0 Replies Latest reply on Nov 2, 2011 1:03 PM by chandras

    Shared memory - Parallel access times

    chandras

      Hello,

       

      I've been doing some experiments to profile the performance of shared memory for parallel accesses without caching. For this experiment, I allocate the space for an integer in the shared memory using RCCE_shmalloc and make all of the cores to concurrently read the integer 1,000,000 times.

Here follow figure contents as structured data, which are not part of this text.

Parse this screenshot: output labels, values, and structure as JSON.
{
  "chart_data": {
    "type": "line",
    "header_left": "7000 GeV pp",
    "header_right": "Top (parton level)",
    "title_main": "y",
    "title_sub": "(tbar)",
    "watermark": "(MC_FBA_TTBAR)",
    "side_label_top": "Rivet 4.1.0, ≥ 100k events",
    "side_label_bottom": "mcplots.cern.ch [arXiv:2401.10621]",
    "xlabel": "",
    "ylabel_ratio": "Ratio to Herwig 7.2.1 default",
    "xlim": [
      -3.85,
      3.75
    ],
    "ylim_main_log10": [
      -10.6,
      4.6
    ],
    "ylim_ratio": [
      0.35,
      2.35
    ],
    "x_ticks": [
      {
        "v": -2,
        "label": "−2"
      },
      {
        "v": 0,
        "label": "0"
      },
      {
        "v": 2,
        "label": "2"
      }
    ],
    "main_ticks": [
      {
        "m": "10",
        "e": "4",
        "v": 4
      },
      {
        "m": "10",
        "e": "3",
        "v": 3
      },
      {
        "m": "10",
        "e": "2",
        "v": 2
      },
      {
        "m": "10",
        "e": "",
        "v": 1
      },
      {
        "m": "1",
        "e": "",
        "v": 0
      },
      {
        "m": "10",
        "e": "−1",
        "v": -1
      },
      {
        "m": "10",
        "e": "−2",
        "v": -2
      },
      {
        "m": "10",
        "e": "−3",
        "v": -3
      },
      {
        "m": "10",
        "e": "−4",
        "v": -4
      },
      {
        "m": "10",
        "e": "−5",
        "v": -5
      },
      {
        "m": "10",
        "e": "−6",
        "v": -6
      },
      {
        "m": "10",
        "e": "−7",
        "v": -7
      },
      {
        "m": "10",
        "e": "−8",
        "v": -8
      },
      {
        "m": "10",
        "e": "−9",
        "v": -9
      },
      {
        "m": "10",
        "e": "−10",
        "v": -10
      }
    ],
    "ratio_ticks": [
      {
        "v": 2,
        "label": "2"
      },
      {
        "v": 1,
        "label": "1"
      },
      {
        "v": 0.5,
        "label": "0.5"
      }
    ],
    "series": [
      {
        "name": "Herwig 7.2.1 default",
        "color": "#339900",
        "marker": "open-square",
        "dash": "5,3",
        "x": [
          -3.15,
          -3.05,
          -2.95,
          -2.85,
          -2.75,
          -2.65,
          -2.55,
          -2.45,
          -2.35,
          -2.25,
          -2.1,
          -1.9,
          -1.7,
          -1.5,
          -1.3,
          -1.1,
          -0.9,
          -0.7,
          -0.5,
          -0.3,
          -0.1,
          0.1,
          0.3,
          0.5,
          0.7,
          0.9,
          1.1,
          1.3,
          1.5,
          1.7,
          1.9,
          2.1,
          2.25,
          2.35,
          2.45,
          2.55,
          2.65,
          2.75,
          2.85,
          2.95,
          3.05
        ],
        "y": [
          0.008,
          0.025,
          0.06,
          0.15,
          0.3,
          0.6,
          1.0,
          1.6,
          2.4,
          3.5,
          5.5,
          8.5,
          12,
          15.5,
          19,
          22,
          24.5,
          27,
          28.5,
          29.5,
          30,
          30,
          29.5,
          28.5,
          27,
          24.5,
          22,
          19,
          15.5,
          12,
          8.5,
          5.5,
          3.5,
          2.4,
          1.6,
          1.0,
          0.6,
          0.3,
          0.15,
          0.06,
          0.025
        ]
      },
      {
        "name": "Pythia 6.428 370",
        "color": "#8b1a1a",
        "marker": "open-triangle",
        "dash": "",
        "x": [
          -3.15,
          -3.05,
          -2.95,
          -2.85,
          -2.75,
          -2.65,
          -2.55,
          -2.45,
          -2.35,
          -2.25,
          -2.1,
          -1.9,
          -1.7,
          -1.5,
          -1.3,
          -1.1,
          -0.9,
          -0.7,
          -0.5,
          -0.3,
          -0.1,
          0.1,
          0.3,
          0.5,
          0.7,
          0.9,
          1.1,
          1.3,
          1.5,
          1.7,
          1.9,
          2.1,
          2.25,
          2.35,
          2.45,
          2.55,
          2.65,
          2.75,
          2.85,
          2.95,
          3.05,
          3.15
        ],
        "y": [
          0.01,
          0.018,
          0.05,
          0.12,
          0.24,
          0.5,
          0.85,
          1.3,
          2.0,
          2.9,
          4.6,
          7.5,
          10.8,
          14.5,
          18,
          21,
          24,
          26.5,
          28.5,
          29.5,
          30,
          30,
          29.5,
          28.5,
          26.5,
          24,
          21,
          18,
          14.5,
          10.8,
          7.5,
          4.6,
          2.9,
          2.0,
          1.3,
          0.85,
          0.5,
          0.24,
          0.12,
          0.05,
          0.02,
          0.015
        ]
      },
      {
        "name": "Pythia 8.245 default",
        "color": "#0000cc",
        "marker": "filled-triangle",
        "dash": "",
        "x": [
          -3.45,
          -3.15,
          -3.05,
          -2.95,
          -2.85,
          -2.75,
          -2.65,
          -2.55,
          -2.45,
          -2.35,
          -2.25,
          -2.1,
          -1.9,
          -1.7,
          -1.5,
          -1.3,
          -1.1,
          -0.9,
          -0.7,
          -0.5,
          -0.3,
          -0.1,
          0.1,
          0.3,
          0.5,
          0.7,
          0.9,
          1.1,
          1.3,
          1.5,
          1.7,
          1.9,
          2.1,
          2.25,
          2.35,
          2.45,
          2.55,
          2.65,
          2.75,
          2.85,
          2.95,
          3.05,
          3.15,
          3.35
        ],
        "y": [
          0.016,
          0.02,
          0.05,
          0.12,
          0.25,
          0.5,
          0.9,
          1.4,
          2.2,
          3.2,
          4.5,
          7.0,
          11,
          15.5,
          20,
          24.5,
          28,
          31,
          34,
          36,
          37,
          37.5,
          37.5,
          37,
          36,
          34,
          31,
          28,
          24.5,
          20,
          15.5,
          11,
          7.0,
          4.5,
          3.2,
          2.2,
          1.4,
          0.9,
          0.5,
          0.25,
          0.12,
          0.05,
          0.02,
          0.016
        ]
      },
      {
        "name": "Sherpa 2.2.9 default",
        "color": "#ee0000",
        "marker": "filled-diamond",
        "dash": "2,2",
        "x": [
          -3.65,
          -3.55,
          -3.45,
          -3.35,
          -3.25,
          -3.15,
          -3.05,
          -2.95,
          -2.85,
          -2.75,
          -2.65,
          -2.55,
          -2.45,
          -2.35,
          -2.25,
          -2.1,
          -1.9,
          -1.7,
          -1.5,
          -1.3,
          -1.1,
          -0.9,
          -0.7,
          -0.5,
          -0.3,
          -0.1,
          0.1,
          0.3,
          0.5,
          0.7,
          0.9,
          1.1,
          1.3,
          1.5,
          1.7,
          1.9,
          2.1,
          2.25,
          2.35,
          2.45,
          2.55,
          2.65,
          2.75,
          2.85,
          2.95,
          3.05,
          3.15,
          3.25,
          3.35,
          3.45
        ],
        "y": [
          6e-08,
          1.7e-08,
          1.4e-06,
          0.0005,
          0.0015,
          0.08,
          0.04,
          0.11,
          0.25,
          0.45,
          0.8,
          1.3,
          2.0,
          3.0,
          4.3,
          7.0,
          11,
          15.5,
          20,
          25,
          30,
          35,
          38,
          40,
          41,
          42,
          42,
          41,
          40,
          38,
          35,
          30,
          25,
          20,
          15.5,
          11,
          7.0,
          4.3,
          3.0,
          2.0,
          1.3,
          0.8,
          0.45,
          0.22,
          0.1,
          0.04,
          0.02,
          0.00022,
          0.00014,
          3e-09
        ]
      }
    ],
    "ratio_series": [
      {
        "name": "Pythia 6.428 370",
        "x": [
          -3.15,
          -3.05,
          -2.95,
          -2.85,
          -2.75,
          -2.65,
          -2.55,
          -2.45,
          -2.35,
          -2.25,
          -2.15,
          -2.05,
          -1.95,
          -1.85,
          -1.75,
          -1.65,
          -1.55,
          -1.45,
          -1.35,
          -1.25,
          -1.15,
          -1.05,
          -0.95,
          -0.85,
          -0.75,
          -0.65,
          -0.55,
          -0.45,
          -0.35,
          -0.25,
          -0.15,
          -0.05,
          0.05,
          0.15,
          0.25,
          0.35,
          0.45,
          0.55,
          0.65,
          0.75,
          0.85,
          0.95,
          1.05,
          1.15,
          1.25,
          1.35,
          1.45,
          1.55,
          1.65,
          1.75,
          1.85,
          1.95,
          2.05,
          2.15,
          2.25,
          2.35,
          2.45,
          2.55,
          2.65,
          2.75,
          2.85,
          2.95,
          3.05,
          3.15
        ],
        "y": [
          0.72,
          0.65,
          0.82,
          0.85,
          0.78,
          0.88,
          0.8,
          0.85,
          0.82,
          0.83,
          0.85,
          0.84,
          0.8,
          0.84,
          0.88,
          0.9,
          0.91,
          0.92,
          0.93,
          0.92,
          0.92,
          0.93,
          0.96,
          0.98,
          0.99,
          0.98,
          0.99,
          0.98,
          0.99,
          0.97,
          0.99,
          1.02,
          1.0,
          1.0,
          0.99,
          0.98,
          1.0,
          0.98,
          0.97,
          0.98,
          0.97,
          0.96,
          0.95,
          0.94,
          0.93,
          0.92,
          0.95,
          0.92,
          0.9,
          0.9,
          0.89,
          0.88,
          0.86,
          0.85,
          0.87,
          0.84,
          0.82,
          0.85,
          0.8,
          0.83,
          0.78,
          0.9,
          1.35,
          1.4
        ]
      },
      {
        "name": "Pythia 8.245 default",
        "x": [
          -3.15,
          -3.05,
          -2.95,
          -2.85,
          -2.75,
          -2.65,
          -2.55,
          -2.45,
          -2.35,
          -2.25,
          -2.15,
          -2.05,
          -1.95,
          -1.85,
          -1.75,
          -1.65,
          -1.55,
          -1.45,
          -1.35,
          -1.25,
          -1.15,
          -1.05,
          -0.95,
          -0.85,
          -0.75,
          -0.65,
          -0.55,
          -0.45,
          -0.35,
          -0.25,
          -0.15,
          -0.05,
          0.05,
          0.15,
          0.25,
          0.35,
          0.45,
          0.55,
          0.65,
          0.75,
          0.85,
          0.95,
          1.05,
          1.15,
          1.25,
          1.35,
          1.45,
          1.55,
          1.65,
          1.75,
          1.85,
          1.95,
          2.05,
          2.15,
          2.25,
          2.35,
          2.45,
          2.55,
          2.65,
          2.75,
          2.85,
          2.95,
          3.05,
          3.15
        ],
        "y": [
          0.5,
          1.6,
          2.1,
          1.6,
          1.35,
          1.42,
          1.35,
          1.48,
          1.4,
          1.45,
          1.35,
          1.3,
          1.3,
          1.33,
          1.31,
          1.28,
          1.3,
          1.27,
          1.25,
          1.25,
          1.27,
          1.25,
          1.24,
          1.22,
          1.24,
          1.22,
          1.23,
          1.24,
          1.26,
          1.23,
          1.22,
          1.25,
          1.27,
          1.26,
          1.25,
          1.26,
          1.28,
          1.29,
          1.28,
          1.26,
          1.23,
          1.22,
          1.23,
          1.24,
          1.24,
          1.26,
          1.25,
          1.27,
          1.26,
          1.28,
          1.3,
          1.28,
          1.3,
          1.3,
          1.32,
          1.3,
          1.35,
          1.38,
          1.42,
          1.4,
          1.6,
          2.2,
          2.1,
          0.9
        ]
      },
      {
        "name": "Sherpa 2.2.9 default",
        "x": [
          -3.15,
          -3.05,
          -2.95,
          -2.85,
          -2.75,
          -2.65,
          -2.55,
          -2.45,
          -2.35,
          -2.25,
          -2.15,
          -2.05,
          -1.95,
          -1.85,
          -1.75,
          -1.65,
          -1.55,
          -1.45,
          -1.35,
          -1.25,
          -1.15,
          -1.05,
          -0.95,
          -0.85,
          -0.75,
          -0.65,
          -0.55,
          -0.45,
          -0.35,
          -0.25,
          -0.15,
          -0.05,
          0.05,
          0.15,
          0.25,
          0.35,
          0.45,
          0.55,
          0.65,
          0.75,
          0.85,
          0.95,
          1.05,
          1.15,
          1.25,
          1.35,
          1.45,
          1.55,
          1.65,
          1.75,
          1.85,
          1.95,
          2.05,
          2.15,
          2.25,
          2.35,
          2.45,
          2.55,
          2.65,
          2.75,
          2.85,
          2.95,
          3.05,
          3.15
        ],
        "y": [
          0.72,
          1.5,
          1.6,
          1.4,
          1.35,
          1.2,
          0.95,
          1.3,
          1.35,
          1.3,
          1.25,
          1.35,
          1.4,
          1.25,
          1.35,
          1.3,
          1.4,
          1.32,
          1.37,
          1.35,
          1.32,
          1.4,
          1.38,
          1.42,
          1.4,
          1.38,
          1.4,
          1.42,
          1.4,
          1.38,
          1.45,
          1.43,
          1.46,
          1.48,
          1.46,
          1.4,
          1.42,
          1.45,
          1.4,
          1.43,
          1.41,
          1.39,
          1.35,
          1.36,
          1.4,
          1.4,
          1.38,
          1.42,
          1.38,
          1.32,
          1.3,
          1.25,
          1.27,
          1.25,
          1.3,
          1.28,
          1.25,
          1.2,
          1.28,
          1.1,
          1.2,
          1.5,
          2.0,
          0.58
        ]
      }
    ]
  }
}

Since the shmalloc could allocate in any one of the memory controllers, I expected the core closest to the memory controller to be the fastest [first to finish], while the core farthest away to be the slowest [last to finish]. But this is not what I see.

       

      rck00: 1.762104
      rck01: 1.762337
      rck02: 1.790258
      rck03: 1.781338
      rck04: 1.781550
      rck05: 1.781546
      rck06: 2.670106
      rck07: 2.670031
      rck08: 1.778486
      rck09: 1.778523
      rck10: 2.669764
      rck11: 2.668152
      rck12: 2.290829
      rck13: 2.290630
      rck14: 3.430420
      rck15: 3.430751
      rck16: 3.432729
      rck17: 3.419364
      rck18: 2.271882
      rck19: 2.270674
      rck20: 3.407724
      rck21: 3.407947
      rck22: 2.270704
      rck23: 2.270740
      rck24: 2.573657
      rck25: 2.573673
      rck26: 3.859018
      rck27: 3.859059
      rck28: 2.572800
      rck29: 2.572803
      rck30: 2.572847
      rck31: 2.572848
      rck32: 2.572429
      rck33: 2.572383
      rck34: 2.572414
      rck35: 2.572399
      rck36: 2.577681
      rck37: 2.577675
      rck38: 2.577732
      rck39: 2.577727    
      rck40: 2.577833
      rck41: 2.577852
      rck42: 2.577727
      rck43: 2.577830
      rck44: 2.577724
      rck45: 2.577730
      rck46: 2.577519
      rck47: 2.577542

       

      While the fastest core is core 0, the slowest is core 27. Is this behavior expected? What am I missing?

       

      I've attached the test. The experiment was performed using the latest rcce version from the svn trunk on default SCCLinux.